La muerte de Ryszard Kapuscinski, reportero, ensayista, pensador, fotógrafo, literato y testigo indispensable de su tiempo, obliga a la reflexión sobre los valores, y sobre la ausencia de ellos, en el oficio de informar, porque el periodista polaco los conjuntaba todos. Su obra es una combinación de rigor, creatividad, cultura universal, calidad de lenguaje, compromiso […]
La muerte de Ryszard Kapuscinski, reportero, ensayista, pensador, fotógrafo, literato y testigo indispensable de su tiempo, obliga a la reflexión sobre los valores, y sobre la ausencia de ellos, en el oficio de informar, porque el periodista polaco los conjuntaba todos. Su obra es una combinación de rigor, creatividad, cultura universal, calidad de lenguaje, compromiso con los lectores y con las sociedades que de pronto brincan a las ocho columnas y se convierten en sujeto de la noticia; de pertinencia y agudeza en el comentario, de independencia crítica frente a los poderes públicos, independientemente de su ideología y de su bandera.
Ningún otro periodista cubrió como él, en extensión y en intensidad, las transformaciones sociales de la segunda mitad del siglo XX. El reportero polaco fue testigo de dos decenas de revoluciones en varios continentes, sobrevivió a misiones en otros tantos frentes de guerra, palpó de cerca la grandeza y la miseria de las confrontaciones humanas y entregó a sus millones de lectores en todo el mundo elementos de comprensión de las circunstancias, ya fueran locales, próximas o remotas, así como motivaciones para la indignación, la solidaridad y la esperanza.
Los ejes vertebrales de la ética periodística ejercida por Kapuscinski fueron siempre la honestidad intelectual, la desconfianza innata ante las verdades oficiales y la convicción profunda de que su trabajo, informar, no podía ser confundido con una operación mercantil. La información era para él y debiera ser para todo periodista, por sobre todo, una relación social que exige la observancia de valores morales inequívocos, como lo señala sin ambigüedad el título del libro en el que recopiló sus reflexiones sobre el trabajo: Los cínicos no sirven para este oficio.
La figura del informador polaco recién fallecido contrasta, por esas razones, con el periodismo dominante en el mundo de nuestros días: un quehacer dominado, en su mayor parte, por un entramado de intereses empresariales para el cual el objetivo del oficio no es informar, sino obtener utilidades; una industria que se somete por conveniencia a los dictados del poder público para acumular un poder económico desmesurado. El proceso se cierra cuando ese poderío es transformado en fuerza de choque para domesticar a la opinión pública, y desviado, incluso, hacia los derroteros del golpismo mediático. En esos procesos, la veracidad y el entendimiento, los elementos principales de la información honesta, acaban machacados por los intereses, las componendas y los cálculos, en tanto que, en el interior de los medios, los periodistas de buena voluntad son, con frecuencia, hostilizados, marginados y obstaculizados en su trabajo por los propietarios y los administradores. Hoy en día, en las democracias formales, los practicantes de la censura ya no se encuentran principalmente en las oficinas de gobierno, sino en las propias direcciones de medios electrónicos y publicaciones impresas.

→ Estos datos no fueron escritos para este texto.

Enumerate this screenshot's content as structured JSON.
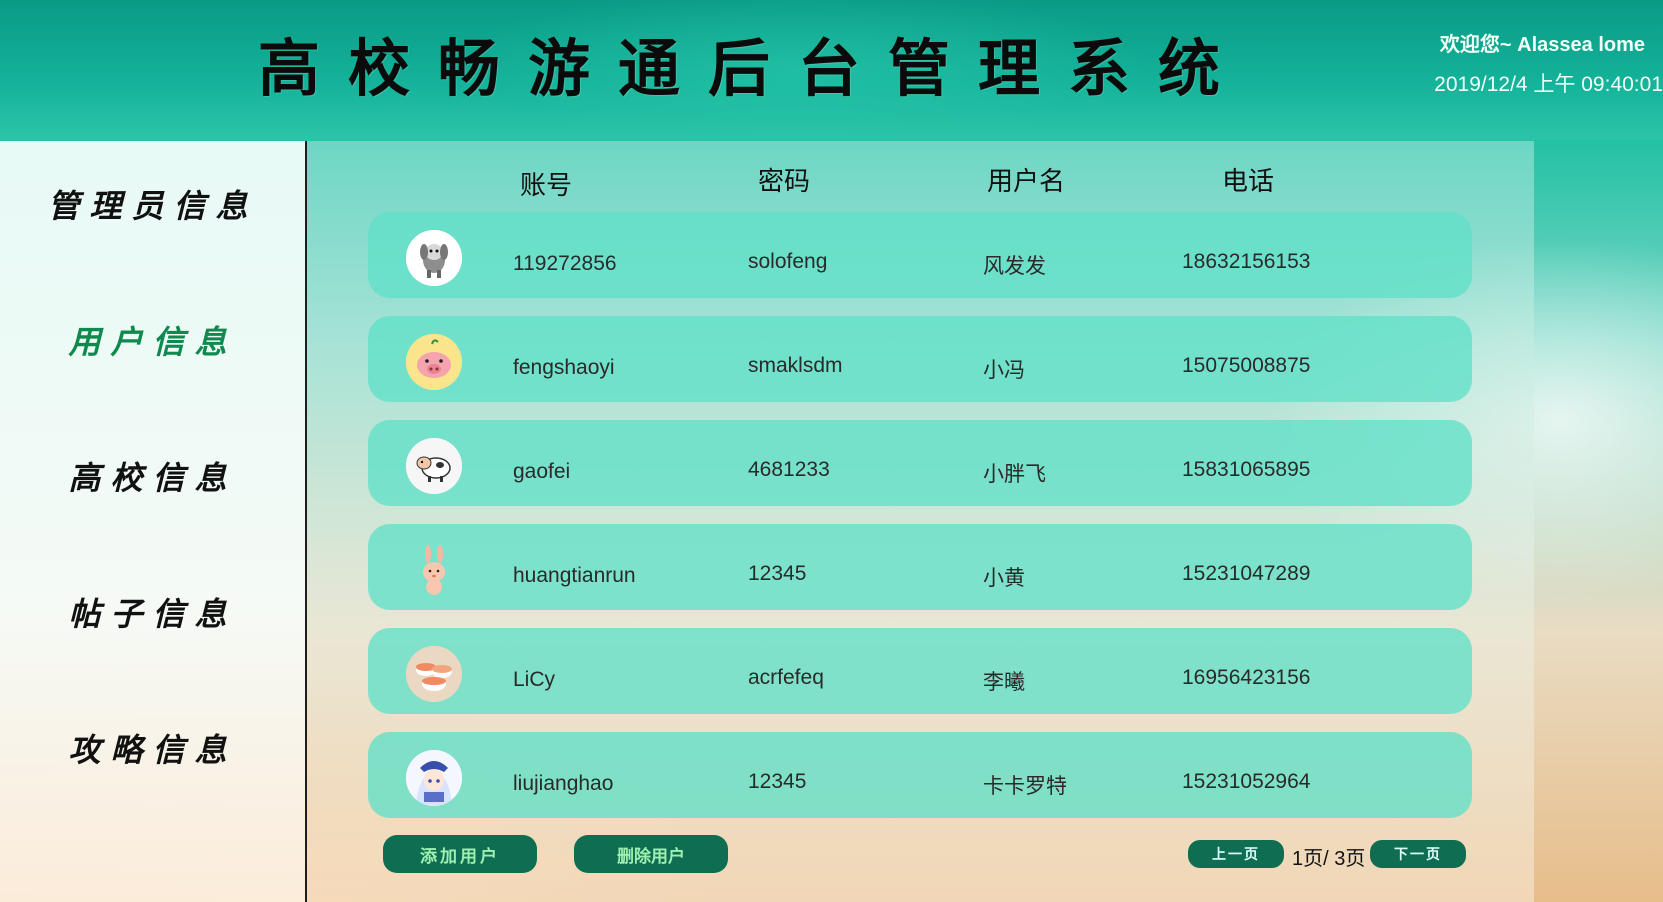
{
  "header": {
    "title": "高校畅游通后台管理系统",
    "welcome": "欢迎您~ Alassea lome",
    "datetime": "2019/12/4 上午 09:40:01"
  },
  "sidebar": {
    "items": [
      {
        "label": "管理员信息",
        "active": false
      },
      {
        "label": "用户信息",
        "active": true
      },
      {
        "label": "高校信息",
        "active": false
      },
      {
        "label": "帖子信息",
        "active": false
      },
      {
        "label": "攻略信息",
        "active": false
      }
    ]
  },
  "table": {
    "headers": [
      "账号",
      "密码",
      "用户名",
      "电话"
    ],
    "rows": [
      {
        "avatar": "dog-avatar-icon",
        "account": "119272856",
        "password": "solofeng",
        "username": "风发发",
        "phone": "18632156153"
      },
      {
        "avatar": "pig-avatar-icon",
        "account": "fengshaoyi",
        "password": "smaklsdm",
        "username": "小冯",
        "phone": "15075008875"
      },
      {
        "avatar": "cow-avatar-icon",
        "account": "gaofei",
        "password": "4681233",
        "username": "小胖飞",
        "phone": "15831065895"
      },
      {
        "avatar": "rabbit-avatar-icon",
        "account": "huangtianrun",
        "password": "12345",
        "username": "小黄",
        "phone": "15231047289"
      },
      {
        "avatar": "sushi-avatar-icon",
        "account": "LiCy",
        "password": "acrfefeq",
        "username": "李曦",
        "phone": "16956423156"
      },
      {
        "avatar": "anime-girl-avatar-icon",
        "account": "liujianghao",
        "password": "12345",
        "username": "卡卡罗特",
        "phone": "15231052964"
      }
    ]
  },
  "actions": {
    "add_user": "添加用户",
    "delete_user": "删除用户"
  },
  "pagination": {
    "prev": "上一页",
    "info": "1页/ 3页",
    "next": "下一页"
  },
  "colors": {
    "active_nav": "#0e8a4f",
    "button_bg": "#0f6e52",
    "row_bg": "#60e0c8"
  }
}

Un ejemplo cercano de ese antiperiodismo puede encontrarse en el vergonzoso desempeño de las grandes firmas estadunidenses de la información durante el arranque de la agresión lanzada por la Casa Blanca contra Irak. Reporteros, columnistas y editorialistas dieron por buenas, sin chistar, las mentiras del presidente George W. Bush sobre alianzas entre el régimen de Bagdad y Al Qaeda, sobre armas de destrucción masiva en poder de Irak y sobre los propósitos democratizadores y pacificadores de la incursión bélica que aún persiste, muy lejos del profesionalismo que exhibieron muchos de sus antecesores en Vietnam. Los reporteros enviados al país invadido se contentaron, durante estos cuatro años, con refritear los boletines emitidos por los mandos castrenses, se dejaron transportar, cuidar, alimentar literal y noticiosamente por las tropas invasoras, y actualmente, como lo ha señalado otro grande del periodismo independiente y lúcido, Robert Fisk, colaborador de La Jornada, casi todos los desinformadores occidentales destacados en el país ocupado permanecen recluidos en hoteles de Bagdad o en las oficinas de la ocupación, desde donde producen y envían a sus medios las versiones de los mandos estadunidenses.
Ante la descomposición moral y los extravíos mercantilistas que afectan al periodismo en México y en el mundo, la figura de Kapuscinski debiera ser repensada, en el ámbito de la información, como una referencia de entrega al oficio, de libertad ejercida por decisión propia, incluso en las circunstancias más adversas y peligrosas, y de compromiso con la verdad, la honestidad y la inteligencia.